Although controversial, private pay health services are emerging around Canada, to give Canadian residents with the means to pay out of pocket the option of expedited access to health services (especially diagnostic tests). In Ontario, the most populous of Canadian provinces, residents can choose one of five thyroid blood profiles and pay for blood tests privately, without having to visit a physician. 19 Thyroid blood profiles appear to be among the most commonly requested blood tests as information about these tests feature prominently on the company website. While companies that offer private blood tests increase access to such services, it is contingent on the ability to pay and will further exacerbate inequities in health care access in Canada.
Limitations
CCHS respondents were only asked about the last blood test ordered; thus, we could not determine how many respondents were screened annually. We could not assess thyroid screening or medication use among other high-risk groups, such as postpartum women and those with a family history of the disease, because questions about these conditions were not included in the CCHS. In addition, the CCHS likely did not capture every Quebec resident who received thyroid screening as some participants might not have known that their doctor ordered the test.

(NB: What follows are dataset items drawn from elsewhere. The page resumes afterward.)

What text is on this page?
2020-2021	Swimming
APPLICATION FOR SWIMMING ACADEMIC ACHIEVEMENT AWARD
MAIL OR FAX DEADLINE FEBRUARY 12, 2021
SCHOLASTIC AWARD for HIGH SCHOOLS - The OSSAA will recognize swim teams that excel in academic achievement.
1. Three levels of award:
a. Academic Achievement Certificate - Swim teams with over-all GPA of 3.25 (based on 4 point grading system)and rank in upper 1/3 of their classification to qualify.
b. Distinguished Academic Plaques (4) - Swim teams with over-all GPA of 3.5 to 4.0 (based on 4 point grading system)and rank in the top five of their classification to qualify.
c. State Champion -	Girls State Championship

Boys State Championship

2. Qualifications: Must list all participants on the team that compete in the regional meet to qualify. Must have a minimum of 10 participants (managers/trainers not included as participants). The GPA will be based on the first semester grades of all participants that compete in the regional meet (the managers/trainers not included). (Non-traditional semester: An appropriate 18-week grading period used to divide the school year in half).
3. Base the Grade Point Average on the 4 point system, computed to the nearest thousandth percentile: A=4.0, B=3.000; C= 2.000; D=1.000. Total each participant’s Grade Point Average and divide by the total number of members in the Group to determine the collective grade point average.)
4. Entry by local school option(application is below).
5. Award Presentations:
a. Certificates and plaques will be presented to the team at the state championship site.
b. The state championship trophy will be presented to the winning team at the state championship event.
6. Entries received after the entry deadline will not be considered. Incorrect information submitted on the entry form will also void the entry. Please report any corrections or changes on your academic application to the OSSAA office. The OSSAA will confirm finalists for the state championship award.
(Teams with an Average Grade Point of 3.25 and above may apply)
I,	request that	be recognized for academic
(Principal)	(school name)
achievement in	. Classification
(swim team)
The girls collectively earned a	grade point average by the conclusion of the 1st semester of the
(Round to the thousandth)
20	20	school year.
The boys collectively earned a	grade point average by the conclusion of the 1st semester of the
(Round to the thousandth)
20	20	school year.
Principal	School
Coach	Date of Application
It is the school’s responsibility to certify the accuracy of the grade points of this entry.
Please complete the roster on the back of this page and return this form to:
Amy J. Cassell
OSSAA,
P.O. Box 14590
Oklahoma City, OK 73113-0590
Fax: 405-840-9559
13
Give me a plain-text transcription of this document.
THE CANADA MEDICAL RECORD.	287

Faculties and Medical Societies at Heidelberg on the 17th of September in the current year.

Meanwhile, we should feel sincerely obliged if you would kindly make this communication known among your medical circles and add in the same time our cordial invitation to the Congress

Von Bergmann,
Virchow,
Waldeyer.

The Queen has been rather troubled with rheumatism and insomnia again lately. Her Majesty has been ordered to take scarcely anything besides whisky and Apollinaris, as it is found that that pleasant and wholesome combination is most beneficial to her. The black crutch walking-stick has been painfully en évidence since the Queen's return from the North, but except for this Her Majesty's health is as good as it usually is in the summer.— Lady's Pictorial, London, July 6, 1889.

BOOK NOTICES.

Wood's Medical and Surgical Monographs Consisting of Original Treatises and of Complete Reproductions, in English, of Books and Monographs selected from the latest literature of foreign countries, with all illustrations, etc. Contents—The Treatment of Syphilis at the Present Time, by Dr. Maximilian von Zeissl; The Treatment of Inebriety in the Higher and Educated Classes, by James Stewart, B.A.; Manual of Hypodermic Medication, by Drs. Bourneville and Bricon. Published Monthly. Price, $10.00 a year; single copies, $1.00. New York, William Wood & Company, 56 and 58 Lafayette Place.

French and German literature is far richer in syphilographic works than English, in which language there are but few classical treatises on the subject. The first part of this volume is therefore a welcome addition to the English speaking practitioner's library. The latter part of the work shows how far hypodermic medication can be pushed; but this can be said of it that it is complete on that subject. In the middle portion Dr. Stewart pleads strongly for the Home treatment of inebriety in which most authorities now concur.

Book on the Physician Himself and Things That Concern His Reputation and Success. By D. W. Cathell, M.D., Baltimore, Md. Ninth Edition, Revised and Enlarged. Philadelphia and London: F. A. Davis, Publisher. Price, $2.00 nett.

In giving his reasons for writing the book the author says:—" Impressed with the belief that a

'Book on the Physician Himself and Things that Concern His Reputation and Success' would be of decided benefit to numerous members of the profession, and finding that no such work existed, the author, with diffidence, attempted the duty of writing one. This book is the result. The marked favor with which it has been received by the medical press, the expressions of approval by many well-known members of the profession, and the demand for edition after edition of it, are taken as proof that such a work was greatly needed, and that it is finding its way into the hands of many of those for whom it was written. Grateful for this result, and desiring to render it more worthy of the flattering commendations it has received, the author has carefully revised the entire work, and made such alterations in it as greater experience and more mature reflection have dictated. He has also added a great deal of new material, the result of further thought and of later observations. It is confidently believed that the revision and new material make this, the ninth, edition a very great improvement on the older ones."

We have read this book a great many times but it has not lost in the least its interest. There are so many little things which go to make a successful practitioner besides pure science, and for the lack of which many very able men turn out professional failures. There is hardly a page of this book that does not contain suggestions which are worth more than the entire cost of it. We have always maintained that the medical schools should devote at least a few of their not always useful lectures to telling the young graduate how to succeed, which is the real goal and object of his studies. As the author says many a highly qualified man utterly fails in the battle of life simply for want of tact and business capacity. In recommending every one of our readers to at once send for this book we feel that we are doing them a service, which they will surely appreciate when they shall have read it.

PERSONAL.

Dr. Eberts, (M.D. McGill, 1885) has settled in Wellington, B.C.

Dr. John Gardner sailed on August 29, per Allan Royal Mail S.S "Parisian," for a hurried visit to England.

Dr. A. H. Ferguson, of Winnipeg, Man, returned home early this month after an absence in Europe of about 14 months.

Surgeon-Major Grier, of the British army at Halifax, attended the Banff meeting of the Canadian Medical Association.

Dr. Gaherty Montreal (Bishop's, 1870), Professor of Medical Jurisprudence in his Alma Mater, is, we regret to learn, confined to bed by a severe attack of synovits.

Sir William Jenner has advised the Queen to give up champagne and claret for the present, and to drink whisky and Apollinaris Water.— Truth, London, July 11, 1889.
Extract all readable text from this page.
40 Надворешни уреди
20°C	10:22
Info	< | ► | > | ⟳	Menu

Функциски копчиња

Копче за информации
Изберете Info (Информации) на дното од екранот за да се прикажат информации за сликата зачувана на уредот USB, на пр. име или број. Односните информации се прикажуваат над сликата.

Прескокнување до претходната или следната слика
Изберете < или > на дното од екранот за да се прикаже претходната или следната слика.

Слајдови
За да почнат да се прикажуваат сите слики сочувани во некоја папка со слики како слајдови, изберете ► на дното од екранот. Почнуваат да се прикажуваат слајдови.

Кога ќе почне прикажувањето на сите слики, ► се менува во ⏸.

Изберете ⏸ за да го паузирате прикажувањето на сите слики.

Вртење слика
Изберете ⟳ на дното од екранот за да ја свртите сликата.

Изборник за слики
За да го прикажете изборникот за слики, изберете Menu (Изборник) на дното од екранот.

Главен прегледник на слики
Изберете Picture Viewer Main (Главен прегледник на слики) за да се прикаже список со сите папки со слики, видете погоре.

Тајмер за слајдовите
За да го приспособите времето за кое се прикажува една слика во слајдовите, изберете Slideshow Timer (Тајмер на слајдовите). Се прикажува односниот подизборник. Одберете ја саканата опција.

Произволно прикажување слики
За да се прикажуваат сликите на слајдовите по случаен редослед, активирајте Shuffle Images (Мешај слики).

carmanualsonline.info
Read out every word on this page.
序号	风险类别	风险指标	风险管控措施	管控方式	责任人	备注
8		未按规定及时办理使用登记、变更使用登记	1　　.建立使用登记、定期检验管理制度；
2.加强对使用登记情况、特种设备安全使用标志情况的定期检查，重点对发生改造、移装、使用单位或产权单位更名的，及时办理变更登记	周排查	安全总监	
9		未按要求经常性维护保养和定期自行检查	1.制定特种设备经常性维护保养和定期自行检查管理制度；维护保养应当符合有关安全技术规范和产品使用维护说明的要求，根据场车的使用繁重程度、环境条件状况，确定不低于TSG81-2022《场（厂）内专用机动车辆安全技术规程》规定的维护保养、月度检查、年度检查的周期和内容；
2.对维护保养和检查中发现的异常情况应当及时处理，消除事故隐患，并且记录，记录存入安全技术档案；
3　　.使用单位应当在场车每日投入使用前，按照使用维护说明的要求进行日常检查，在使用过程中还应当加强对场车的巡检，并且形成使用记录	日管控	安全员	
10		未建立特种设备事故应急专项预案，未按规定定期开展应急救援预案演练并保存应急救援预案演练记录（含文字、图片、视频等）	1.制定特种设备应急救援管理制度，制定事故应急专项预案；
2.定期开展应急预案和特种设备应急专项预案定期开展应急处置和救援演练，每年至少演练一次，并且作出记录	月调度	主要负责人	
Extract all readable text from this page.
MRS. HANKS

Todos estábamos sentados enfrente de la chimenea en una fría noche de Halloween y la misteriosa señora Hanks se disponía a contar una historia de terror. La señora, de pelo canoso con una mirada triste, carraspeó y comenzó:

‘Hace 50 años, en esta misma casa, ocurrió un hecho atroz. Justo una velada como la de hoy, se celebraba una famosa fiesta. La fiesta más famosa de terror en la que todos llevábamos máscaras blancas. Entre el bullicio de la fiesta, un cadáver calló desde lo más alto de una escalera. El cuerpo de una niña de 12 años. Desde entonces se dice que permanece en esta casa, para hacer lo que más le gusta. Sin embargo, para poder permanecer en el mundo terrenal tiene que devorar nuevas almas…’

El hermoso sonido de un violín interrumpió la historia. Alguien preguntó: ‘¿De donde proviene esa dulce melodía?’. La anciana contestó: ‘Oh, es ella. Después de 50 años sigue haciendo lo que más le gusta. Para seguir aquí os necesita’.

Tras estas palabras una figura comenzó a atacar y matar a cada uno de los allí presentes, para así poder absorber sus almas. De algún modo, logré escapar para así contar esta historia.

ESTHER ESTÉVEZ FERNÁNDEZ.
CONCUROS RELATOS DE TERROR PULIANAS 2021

Finally, the number of Quebec residents who reported a thyroid screening test for a new condition was very low (i.e., 36 cases). For this reason it is important to replicate the analysis in a larger sample, ideally including questions about thyroid screening over a 1-year period and questions that allow for exclusion of all people with existing thyroid disease. With a larger sample size it would also be possible to examine screening rates for Canadian residents who belong to more than one group (e.g., women over age 50, residents from a visible minority who do not have a regular doctor, and immigrants who also report very low incomes), to assess inequities in thyroid screening associated with intersecting characteristics/risk factors.
Conclusion
We found variations in screening and medication use rates that have important implications for public health. Future research ought to focus on replicating the screening analysis in a larger representative sample. Interventions that target health systems (e.g., training more family physicians and developing an up-to-date database of family physicians who take new patients), providers (educational modules about thyroid disease for family physicians and modules about social determinants of health), and recipients of care (public awareness campaigns and posters that describe common symptoms of different thyroid disorders) should be implemented and tested.
Footnotes
Author Disclosure Statement
No competing financial interests exist.